The Lancet 2002;359:1276-1282

Epidural block is widely used to manage major abdominal surgery and postoperative analgesia, but its risks and benefits are uncertain. We compared adverse outcomes in high-risk patients managed for major surgery with epidural block or alternative analgesic regimens with general anaesthesia in a multicentre randomised trial.

Methods
915 patients undergoing major abdominal surgery with one of nine defined comorbid states to identify high-risk status were randomly assigned intraoperative epidural anaesthesia and postoperative epidural analgesia for 72 h with general anaesthesia (site of epidural selected to provide optimum block) or control. The primary endpoint was death at 30 days or major postsurgical morbidity. Analysis by intention to treat involved 447 patients assigned epidural and 441 control.

Findings
255 patients (57.1%) in the epidural group and 268 (60.7%) in the control group had at least one morbidity endpoint or died (p=0.29). Mortality at 30 days was low in both groups (epidural 23 [5.1%], control 19 [4.3%], p=0.67).

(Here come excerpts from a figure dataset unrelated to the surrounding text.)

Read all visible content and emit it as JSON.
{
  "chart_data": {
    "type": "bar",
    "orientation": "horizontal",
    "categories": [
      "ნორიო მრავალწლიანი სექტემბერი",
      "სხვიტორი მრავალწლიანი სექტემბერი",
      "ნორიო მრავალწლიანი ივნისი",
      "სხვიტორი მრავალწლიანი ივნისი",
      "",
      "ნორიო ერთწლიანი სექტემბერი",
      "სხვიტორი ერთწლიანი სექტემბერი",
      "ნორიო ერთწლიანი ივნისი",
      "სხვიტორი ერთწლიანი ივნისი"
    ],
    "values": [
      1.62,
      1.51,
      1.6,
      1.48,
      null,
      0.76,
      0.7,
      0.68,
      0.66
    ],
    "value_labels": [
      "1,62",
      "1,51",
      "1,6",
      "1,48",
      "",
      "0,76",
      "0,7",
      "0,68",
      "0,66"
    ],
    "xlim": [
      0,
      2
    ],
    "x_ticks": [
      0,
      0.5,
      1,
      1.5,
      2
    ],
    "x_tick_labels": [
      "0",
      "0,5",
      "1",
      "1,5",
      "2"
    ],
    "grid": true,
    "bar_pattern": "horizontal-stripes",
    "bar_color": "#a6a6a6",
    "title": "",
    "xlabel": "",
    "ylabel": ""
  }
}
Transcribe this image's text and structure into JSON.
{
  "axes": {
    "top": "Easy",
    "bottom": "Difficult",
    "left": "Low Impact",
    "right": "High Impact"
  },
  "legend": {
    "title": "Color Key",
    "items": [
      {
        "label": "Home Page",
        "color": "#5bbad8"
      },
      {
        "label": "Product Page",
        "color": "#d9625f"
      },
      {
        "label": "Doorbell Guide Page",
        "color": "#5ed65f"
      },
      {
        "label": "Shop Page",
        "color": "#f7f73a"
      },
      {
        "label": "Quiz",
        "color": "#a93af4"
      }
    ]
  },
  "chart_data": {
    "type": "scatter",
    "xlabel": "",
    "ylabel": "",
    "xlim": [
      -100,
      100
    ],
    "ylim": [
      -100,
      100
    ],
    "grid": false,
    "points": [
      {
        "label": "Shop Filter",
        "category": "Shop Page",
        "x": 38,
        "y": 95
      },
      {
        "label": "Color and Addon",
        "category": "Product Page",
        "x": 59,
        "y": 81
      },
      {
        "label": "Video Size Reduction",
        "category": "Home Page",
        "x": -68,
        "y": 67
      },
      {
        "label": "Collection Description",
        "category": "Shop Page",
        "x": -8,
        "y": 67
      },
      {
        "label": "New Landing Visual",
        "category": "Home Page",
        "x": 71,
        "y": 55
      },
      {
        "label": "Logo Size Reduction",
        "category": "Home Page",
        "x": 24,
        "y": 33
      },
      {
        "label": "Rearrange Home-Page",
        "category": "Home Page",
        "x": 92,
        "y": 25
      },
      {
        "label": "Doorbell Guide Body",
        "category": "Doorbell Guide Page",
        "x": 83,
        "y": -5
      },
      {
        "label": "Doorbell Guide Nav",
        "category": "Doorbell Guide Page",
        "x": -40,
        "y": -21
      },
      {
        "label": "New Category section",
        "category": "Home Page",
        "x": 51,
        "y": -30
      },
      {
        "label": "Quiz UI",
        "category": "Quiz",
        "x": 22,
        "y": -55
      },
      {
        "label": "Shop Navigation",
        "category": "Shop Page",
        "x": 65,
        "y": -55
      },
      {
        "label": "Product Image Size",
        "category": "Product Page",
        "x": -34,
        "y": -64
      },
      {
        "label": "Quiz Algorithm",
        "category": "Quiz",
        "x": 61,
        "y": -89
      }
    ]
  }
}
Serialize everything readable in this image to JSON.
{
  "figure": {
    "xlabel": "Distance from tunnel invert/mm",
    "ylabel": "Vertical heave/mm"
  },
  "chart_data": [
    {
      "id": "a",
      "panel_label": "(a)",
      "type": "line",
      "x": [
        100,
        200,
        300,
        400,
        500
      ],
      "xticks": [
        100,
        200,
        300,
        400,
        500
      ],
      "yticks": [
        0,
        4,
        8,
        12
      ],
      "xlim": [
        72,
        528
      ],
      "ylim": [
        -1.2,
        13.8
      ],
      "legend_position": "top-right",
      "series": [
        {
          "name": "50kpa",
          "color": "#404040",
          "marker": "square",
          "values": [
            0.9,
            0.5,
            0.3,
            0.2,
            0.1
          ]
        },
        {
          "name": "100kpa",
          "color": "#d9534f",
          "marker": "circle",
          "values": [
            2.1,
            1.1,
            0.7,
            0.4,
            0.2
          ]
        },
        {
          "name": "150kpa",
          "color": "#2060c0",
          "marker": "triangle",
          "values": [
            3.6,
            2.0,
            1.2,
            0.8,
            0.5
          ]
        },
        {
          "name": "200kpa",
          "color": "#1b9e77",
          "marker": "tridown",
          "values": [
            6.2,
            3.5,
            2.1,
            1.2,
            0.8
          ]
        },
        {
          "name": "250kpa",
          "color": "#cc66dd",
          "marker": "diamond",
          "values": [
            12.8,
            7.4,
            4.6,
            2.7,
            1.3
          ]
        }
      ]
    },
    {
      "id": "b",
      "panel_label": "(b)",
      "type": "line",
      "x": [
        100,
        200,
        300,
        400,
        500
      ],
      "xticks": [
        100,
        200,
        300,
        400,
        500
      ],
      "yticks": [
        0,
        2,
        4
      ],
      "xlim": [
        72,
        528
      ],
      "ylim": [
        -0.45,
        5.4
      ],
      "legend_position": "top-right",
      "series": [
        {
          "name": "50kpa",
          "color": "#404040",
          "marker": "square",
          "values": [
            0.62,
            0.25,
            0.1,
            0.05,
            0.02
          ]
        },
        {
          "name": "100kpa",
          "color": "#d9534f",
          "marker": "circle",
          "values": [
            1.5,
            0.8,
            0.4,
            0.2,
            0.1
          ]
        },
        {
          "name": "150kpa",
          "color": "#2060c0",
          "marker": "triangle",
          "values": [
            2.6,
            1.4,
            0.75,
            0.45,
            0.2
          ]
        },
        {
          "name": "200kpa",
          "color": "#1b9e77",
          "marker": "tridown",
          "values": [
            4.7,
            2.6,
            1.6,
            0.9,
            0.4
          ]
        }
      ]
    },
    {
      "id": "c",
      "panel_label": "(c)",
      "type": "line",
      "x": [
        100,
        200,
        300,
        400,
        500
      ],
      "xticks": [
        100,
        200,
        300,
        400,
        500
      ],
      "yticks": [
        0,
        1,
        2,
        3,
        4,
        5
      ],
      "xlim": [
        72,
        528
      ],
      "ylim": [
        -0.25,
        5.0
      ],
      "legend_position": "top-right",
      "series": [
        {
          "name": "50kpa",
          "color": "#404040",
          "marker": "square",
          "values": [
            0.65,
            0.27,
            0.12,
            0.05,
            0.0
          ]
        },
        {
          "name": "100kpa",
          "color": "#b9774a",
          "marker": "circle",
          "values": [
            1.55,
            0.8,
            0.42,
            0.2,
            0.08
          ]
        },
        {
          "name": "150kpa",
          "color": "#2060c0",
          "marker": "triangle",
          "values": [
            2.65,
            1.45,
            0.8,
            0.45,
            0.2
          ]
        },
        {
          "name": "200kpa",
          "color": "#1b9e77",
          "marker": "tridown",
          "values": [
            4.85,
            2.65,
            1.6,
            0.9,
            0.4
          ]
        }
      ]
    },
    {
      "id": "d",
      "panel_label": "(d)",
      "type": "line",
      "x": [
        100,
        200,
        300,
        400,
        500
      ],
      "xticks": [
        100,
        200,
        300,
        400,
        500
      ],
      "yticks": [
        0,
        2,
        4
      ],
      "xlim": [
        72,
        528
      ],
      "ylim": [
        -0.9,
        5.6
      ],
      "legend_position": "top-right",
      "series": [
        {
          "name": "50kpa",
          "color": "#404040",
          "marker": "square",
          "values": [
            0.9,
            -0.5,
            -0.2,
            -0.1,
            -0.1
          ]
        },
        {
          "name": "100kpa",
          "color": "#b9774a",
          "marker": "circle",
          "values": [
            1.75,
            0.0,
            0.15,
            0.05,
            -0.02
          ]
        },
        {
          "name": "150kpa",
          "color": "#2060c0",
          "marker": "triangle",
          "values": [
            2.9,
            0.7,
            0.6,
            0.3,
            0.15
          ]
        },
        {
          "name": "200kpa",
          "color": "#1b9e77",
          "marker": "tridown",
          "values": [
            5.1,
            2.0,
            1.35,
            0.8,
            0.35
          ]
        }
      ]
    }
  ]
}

Only one of eight categories of morbid endpoints in individual systems (respiratory failure) occurred less frequently in patients managed with epidural techniques (23% vs 30%, p=0.02). Postoperative epidural analgesia was associated with lower pain scores during the first 3 postoperative days. There were no major adverse consequences of epidural-catheter insertion.

Interpretation
Most adverse morbid outcomes in high-risk patients undergoing major abdominal surgery are not reduced by use of combined epidural and general anaesthesia and postoperative epidural analgesia. However, the improvement in analgesia, reduction in respiratory failure, and the low risk of serious adverse consequences suggest that many high-risk patients undergoing major intra-abdominal surgery will receive substantial benefit from combined general and epidural anaesthesia intraoperatively with continuing postoperative epidural analgesia.